The golden age of Artificial Intelligence (AI) is reaching a critical turning point. After two years of unbridled enthusiasm, where the mere mention of 'AI' in a pitch deck was enough to send valuations skyrocketing, the market is entering a phase of maturity. Venture Capitalists are no longer just looking for impressive demos; they are demanding sustainable business models, real profitability, and, most importantly, what analysts call 'defensibility'—a company's ability to protect its product from the competition of tech giants.
The End of 'AI Wrappers' and the Search for Depth
In the first phase of the Generative AI explosion, we saw a plethora of startups acting as 'wrappers.' These companies essentially built a user interface on top of existing models from OpenAI or Anthropic, offering specialized services like copywriting or image generation. However, as the model providers themselves (e.g., Microsoft, Google) integrate these features directly into their core products, the wrapper model is collapsing.
Today, the startups attracting capital are those focusing on vertical markets (Vertical AI). Instead of general tools, they develop solutions for specific industries such as shipping, law, or heavy industry. These companies use their own proprietary data to train or fine-tune models, creating a 'moat' that Silicon Valley giants find difficult to bridge. Specialization is no longer an option but a prerequisite for survival.
The Challenge of Cost and the Shift to Efficiency
One of the biggest hurdles for AI startups is the staggering cost of computing resources. Training and running Large Language Models (LLMs) requires massive investments in GPUs and cloud infrastructure. In a high-interest-rate environment, investors are no longer willing to fund a high 'burn rate' without a clear path to profitability.
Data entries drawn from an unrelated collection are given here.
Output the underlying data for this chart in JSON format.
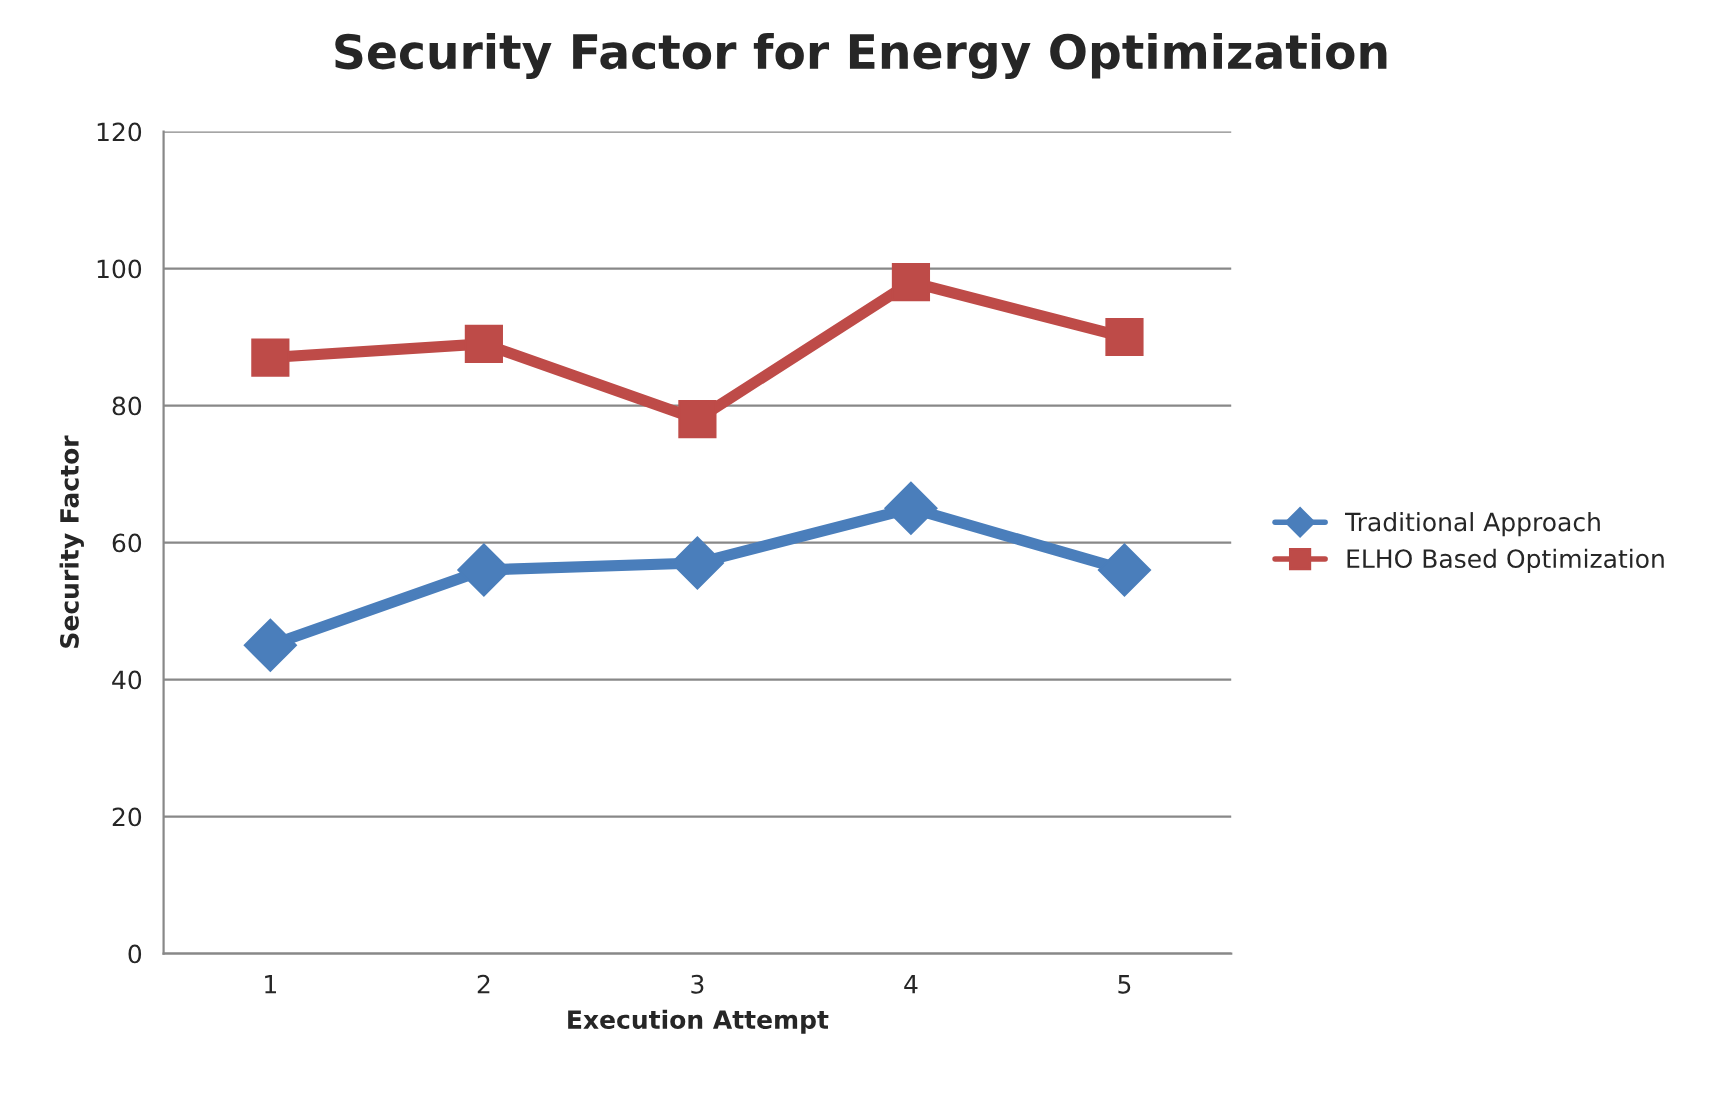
{
  "chart_data": {
    "type": "line",
    "title": "Security Factor for Energy Optimization",
    "xlabel": "Execution Attempt",
    "ylabel": "Security Factor",
    "categories": [
      "1",
      "2",
      "3",
      "4",
      "5"
    ],
    "series": [
      {
        "name": "Traditional Approach",
        "color": "#4a7ebb",
        "marker": "diamond",
        "values": [
          45,
          56,
          57,
          65,
          56
        ]
      },
      {
        "name": "ELHO Based Optimization",
        "color": "#be4b48",
        "marker": "square",
        "values": [
          87,
          89,
          78,
          98,
          90
        ]
      }
    ],
    "ylim": [
      0,
      120
    ],
    "yticks": [
      0,
      20,
      40,
      60,
      80,
      100,
      120
    ],
    "grid": "y",
    "legend": "right",
    "line_style": "solid"
  }
}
This is leading to a new trend: the shift toward Small Language Models (SLMs). These models are cheaper to operate, can run locally on devices, and offer better privacy protection. Startups that manage to provide high accuracy with low computational costs are winning the efficiency bet. The 'growth at all costs' strategy is being replaced by 'sustainable growth based on unit economics.'
The Greek Ecosystem: Moving from Theory to Practice
In Greece, the startup ecosystem is closely monitoring these developments. Through initiatives like Elevate Greece and the activities of domestic Venture Capital funds, Greek AI companies are trying to carve out their place on the global map. The maritime sector is a classic example, where Greek startups use AI to optimize routes and reduce emissions, leveraging the country's vast expertise in the industry.
However, the challenge remains access to talent and capital adequacy. While Greek startups possess exceptional human capital, the competition for AI engineers is global. The shift toward revenue-first models is particularly pronounced in the Greek scene, as the domestic market is small and international expansion is the only viable path.
Conclusions and Outlook
Artificial Intelligence is not a bubble, but the way businesses are built around it is changing radically. The next phase will be characterized by consolidation, where many small companies will be acquired or shut down, making room for those that offer real value. Investment will continue to flow, but with much stricter criteria, focusing on the ethical use of AI, regulatory compliance (especially with the EU AI Act), and proven Return on Investment (ROI) for the end customer.